RS2 Chief Executive Radi El Haj has given the company a structured, time-bound test to prove its card-issuing push can generate sustainable profit. Management expects initial signs of traction within months and clear economic validation of the business model within two years, he said.
El Haj identified the precise metrics RS2 will monitor to judge the success of its co-branded issuing approach: active users, spend per user, revenue generated per account and take rate. These measures will inform whether the firm’s issuing operations deliver both scale and attractive contribution margins as it competes more directly with fintech platforms.
Speaking about the expected pace of results, El Haj outlined a phased timeline. He said early signs of customer engagement should be visible within six months, with stronger engagement typically developing between six and 12 months. Management expects "clear proof of scalable and sustainable economics" to emerge in a 12-24 month window.
These public performance benchmarks mark the most explicit guidance RS2’s leadership has provided since the company’s Beyond by RS2 unit gained principal issuing membership with both Visa and Mastercard in Europe last November. That status enables the firm to issue payment cards and sponsor BINs directly, rather than relying on third-party banks for sponsorship.
RS2 already operates as a payments processor for large acquirers, including Worldpay, and has historically reported steady profits from its payments infrastructure business. El Haj said that existing profitability from those operations gives RS2 a cushion and makes raising outside capital optional. He did, however, leave open the possibility of fundraising if strategic M&A opportunities emerge - specifically acquisitions that could secure regional licences or add niche capabilities.
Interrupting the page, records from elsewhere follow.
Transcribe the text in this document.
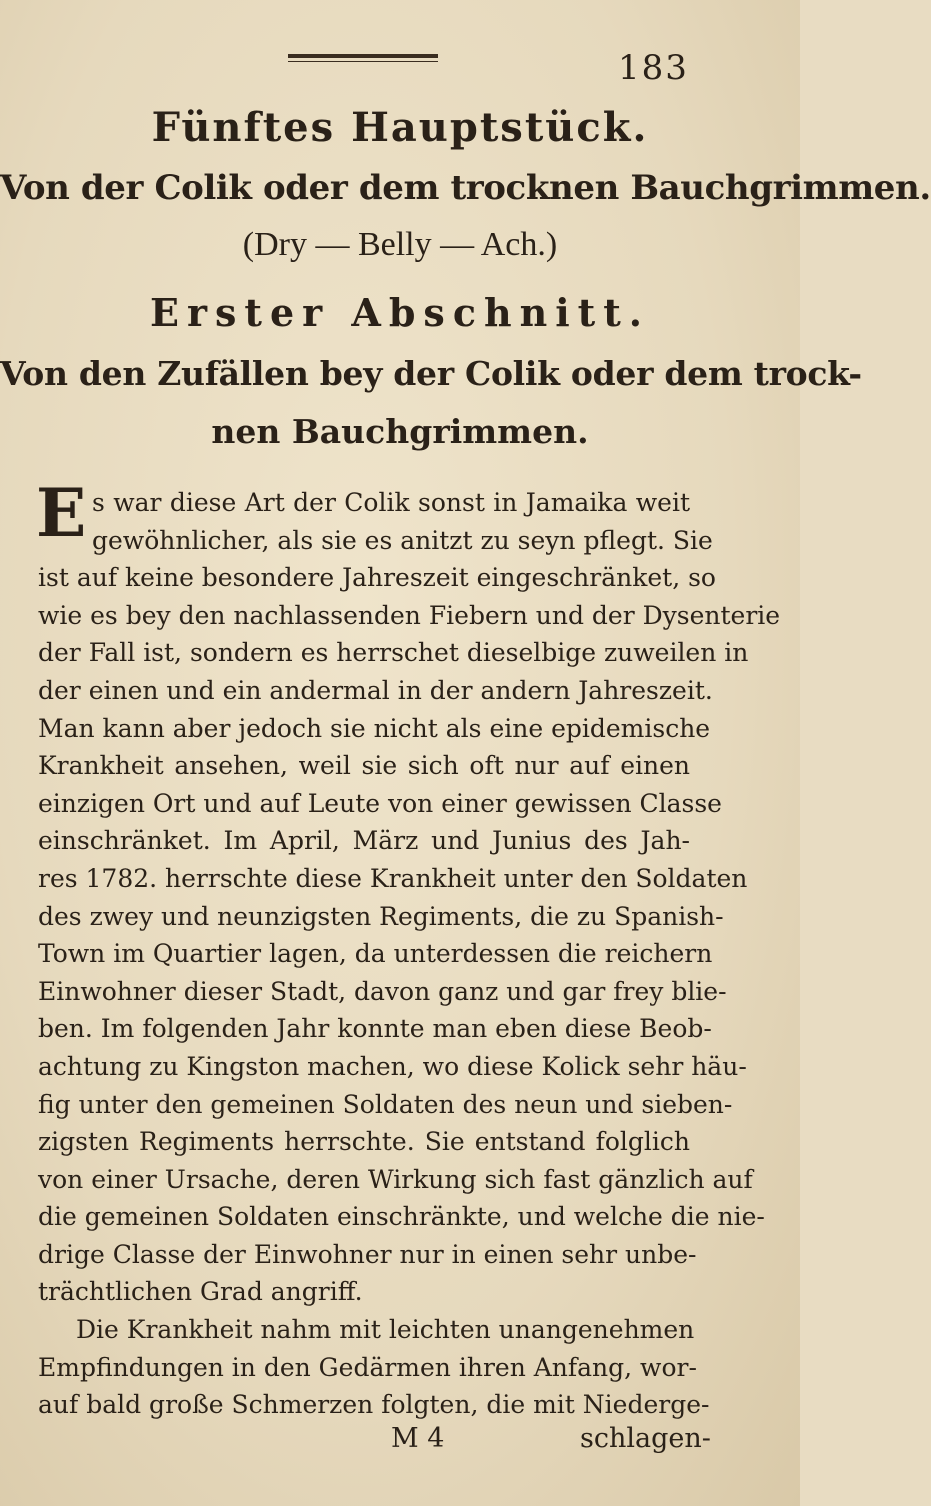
183
Fünftes Hauptstück.
Von der Colik oder dem trocknen Bauchgrimmen.
(Dry — Belly — Ach.)
Erster Abschnitt.
Von den Zufällen bey der Colik oder dem trock-
nen Bauchgrimmen.
E s war diese Art der Colik sonst in Jamaika weit
gewöhnlicher, als sie es anitzt zu seyn pflegt. Sie
ist auf keine besondere Jahreszeit eingeschränket, so
wie es bey den nachlassenden Fiebern und der Dysenterie
der Fall ist, sondern es herrschet dieselbige zuweilen in
der einen und ein andermal in der andern Jahreszeit.
Man kann aber jedoch sie nicht als eine epidemische
Krankheit ansehen, weil sie sich oft nur auf einen
einzigen Ort und auf Leute von einer gewissen Classe
einschränket. Im April, März und Junius des Jah-
res 1782. herrschte diese Krankheit unter den Soldaten
des zwey und neunzigsten Regiments, die zu Spanish-
Town im Quartier lagen, da unterdessen die reichern
Einwohner dieser Stadt, davon ganz und gar frey blie-
ben. Im folgenden Jahr konnte man eben diese Beob-
achtung zu Kingston machen, wo diese Kolick sehr häu-
fig unter den gemeinen Soldaten des neun und sieben-
zigsten Regiments herrschte. Sie entstand folglich
von einer Ursache, deren Wirkung sich fast gänzlich auf
die gemeinen Soldaten einschränkte, und welche die nie-
drige Classe der Einwohner nur in einen sehr unbe-
trächtlichen Grad angriff.
Die Krankheit nahm mit leichten unangenehmen
Empfindungen in den Gedärmen ihren Anfang, wor-
auf bald große Schmerzen folgten, die mit Niederge-
M 4	schlagen-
"Growth is not pursued at the expense of profitability, but through carefully selected opportunities with clear returns," El Haj said, framing capital deployment as selective and return-focused.
On competitive positioning, RS2 presents its value proposition as a modular, configurable infrastructure tailored for banks and heavily regulated environments, distinguishing itself from what El Haj described as a "one-size-fits-all model" offered by some larger fintech platforms. He suggested this approach gives RS2 an advantage when servicing clients that require bespoke or regulation-aware solutions, rather than commodity SDKs and APIs.
Operationally, the company has already launched a pilot co-branded issuing programme in Germany, supporting a fan engagement ecosystem for the Nurnberg Ice Tigers ice hockey club. RS2 plans to expand across the European Union through licence passporting as it scales the issuing business.
The path El Haj set out ties measurable user and revenue metrics to a clear timetable for validation. If those thresholds are met within the stated window, RS2 intends to demonstrate that direct issuing can be an economically durable extension of its payments infrastructure franchise.